The contract calls for Mr. Whritenour to work for 13 weeks, at a salary of $1,731 per week, representing an annual rate of $90,000.
The town has been without an administrator since August 1. Former town administrator Michael Dutton resigned on July 31, under terms negotiated with the board, following a series of missteps including a botched election and a reprimand from the state attorney general’s office over bidding and procurement practices.
As a contract employee, Mr. Whritenour will not be entitled to health or pension benefits, but will accrue five days vacation, three days sick leave, and one day of personal leave during his term of employment.

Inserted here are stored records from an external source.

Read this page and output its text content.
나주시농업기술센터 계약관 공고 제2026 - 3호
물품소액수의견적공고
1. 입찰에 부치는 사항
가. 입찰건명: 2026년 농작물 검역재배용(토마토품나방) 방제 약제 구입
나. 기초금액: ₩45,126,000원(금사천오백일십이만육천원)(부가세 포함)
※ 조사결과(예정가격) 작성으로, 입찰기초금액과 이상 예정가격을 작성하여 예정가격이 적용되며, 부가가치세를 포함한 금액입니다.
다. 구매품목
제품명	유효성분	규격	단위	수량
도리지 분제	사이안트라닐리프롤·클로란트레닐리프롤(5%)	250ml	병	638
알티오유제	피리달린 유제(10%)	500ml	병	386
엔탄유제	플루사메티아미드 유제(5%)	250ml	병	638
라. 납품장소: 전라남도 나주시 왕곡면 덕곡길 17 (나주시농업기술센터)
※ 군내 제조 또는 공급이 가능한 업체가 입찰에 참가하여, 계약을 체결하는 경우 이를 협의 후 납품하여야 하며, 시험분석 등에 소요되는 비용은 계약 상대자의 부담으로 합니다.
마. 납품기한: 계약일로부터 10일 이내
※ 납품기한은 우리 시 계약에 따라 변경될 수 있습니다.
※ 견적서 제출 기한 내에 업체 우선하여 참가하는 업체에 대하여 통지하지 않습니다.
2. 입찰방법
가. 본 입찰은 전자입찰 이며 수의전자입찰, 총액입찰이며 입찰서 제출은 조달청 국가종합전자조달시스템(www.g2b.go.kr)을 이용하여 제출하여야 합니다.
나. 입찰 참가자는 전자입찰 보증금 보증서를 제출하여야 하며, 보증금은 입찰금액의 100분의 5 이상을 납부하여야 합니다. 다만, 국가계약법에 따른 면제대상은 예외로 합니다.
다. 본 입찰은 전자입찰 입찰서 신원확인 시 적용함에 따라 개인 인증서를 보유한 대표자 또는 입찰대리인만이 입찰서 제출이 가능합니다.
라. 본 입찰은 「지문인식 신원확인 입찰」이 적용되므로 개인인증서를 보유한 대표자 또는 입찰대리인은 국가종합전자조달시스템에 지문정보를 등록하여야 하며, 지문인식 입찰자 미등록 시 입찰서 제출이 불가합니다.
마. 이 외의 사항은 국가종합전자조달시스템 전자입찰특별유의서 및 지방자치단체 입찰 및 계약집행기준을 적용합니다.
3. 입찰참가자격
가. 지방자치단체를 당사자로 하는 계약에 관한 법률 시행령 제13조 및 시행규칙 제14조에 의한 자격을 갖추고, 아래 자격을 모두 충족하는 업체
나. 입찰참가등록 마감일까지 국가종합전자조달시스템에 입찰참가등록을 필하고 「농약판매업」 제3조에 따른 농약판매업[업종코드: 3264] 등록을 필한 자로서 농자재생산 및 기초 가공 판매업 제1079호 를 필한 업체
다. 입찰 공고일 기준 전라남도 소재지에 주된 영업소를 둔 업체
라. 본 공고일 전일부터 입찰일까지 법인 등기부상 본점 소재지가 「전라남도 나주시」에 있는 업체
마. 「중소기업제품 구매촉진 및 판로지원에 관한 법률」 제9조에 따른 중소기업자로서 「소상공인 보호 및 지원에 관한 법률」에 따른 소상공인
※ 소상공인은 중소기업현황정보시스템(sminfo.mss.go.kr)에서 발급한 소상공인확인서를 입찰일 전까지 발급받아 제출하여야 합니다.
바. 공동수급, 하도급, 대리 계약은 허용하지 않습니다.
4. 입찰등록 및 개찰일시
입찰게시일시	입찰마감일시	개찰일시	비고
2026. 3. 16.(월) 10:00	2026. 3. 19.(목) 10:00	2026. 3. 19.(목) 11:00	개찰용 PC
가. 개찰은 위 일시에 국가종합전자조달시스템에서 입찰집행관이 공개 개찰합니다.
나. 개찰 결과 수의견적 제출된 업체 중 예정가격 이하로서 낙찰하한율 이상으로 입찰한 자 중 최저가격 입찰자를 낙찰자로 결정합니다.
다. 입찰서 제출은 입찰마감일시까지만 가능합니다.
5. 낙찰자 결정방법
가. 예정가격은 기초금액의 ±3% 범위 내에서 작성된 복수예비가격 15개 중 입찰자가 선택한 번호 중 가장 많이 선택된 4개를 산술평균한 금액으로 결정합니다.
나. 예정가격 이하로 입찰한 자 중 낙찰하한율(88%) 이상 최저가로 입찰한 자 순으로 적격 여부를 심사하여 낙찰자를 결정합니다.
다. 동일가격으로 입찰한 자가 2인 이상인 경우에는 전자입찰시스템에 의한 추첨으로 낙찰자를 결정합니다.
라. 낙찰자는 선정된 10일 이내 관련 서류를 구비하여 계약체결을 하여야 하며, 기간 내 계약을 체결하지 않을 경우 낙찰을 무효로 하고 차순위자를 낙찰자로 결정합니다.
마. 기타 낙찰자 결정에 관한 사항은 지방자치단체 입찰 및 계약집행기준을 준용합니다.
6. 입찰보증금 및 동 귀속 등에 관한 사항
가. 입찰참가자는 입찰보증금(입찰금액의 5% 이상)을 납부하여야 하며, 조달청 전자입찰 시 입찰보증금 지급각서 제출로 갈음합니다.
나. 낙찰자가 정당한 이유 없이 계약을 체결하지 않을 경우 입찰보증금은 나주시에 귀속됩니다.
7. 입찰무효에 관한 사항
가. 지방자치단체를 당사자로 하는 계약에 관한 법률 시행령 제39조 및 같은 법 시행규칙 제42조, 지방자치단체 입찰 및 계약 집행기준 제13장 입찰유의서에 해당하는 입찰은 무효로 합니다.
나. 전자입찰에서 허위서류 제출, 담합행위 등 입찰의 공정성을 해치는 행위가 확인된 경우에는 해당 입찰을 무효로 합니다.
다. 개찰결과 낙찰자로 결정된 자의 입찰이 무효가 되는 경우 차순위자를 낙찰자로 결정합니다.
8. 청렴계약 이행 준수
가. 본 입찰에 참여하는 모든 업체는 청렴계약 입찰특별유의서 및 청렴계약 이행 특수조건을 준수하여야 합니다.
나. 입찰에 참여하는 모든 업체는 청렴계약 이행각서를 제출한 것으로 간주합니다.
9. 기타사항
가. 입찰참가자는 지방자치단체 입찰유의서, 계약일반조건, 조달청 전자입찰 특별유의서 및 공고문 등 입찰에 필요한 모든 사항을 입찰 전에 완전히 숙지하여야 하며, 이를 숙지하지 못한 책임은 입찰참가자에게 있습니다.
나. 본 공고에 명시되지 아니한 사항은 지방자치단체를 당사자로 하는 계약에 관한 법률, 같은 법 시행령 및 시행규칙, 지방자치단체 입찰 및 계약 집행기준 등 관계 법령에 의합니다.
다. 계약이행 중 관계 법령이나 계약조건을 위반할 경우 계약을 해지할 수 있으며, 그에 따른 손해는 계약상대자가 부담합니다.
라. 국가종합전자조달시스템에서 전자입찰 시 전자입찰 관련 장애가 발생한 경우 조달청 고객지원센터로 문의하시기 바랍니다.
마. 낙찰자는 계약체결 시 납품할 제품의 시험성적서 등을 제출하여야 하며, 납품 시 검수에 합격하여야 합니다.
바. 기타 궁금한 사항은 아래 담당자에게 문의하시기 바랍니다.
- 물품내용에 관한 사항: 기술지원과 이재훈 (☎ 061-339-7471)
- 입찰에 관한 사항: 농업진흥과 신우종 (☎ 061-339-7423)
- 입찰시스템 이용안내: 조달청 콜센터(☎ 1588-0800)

“I have agreed to the terms and I’m absolutely delighted,” Mr. Whritenour said in a phone interview Wednesday. He said he began to prepare for the job as he negotiated the terms of his contract over the past two weeks.
“I’ve been working a little bit with the board of selectmen, discussed their concerns and issues,” Mr. Whritenour said. “There’s going to be a great deal of learning on my part.”
The contract requires Mr. Whritenour to work full-time, including any extra hours and travel related to the position. He will not be paid overtime. He will have access to a town vehicle for Island travel, but will not be reimbursed for travel to and from Falmouth.
He will not be entitled to any change in salary or benefits, and cannot work for any other municipality without disclosure and the agreement of the board of selectmen.
Selectmen Kathy Burton, Mike Santoro, and Walter Vail voted in favor of hiring Mr. Whritenour. Gail Barmakian voted against. Greg Coogan did not attend the meeting.
Ms. Barmakian said she objected to the terms of the contract governing time off, including permission to attend a professional conference Mr. Whritenour planned before taking the Oak Bluffs job.
“I just didn’t believe a 13-week temporary employee should get that many paid days off, which amount to a quarter of the contract,” Ms. Barmakian said.
During his interview with the board, he said he was very interested in the permanent position of town administrator, and remains interested.
“We’re going to take things one step at a time, we’ve got some very specific goals that the board of selectmen need to get accomplished,” Mr. Whritenour said. “We’re keeping our options open for the permanent position, but for right now our agreement is for the interim job.”
Mr. Whritenour was the town manager in Falmouth for ten years, handling a budget of $108 million last year, and negotiating contracts with seven separate collective bargaining units. He resigned his Falmouth post last fall as part of a negotiated departure, after his relationship with that town’s selectmen soured.
He has also worked municipal positions for the town of Mashpee and the city of Newburyport.
He is a graduate of the University of Rhode Island, and has a master’s degree from the University of Maine, both in the study of public administration.
Mr. Whritenour said he will work on site at the Oak Bluffs town administration building, and looks forward to spending time on the Island.
He is no stranger to the Martha’s Vineyard sporting community. He said he participates in the Martha’s Vineyard Rod and Gun Club catch and release tournament each year. As he spoke on Wednesday, he said he was preparing for a fly fishing outing in pursuit of bonito and false albacore.
Selectmen have also reached an agreement with Sullivan Rogers and Company for accounting services.
Sullivan Rogers and Company worked for several months this spring to complete long overdue reports and accounting work. No money was budgeted in the current year for a town accountant or contract accounting services. Voters rejected a Proposition 2.5 article that included $75,000 to hire an accountant.
Stacie Ward, the contract accountant who worked on the town’s books this spring, began helping with the Oak Bluffs finance department two weeks ago, under the terms of an engagement letter.
The agreement calls for her to close the books on the 2011 fiscal year, prepare financial reports required by the Massachusetts Department of Revenue, and help with financial issues.
Ms. Ward works at a rate of $125 per hour, for about 16 hours per week. The contract limits her firm’s work to 240 hours, or $30,000, the amount allocated from the finance and advisory committee’s emergency reserve fund in July.
The positions of finance director and treasurer have been vacant since October, 2010, when Paul Manzi died. Mr. Manzi held both posts. Selectmen recommended, and voters approved, leaving the posts vacant in order to fill revenue gaps.
This article was updated to reflect the selectmen’s vote, and the comments of selectman Gail Barmakian.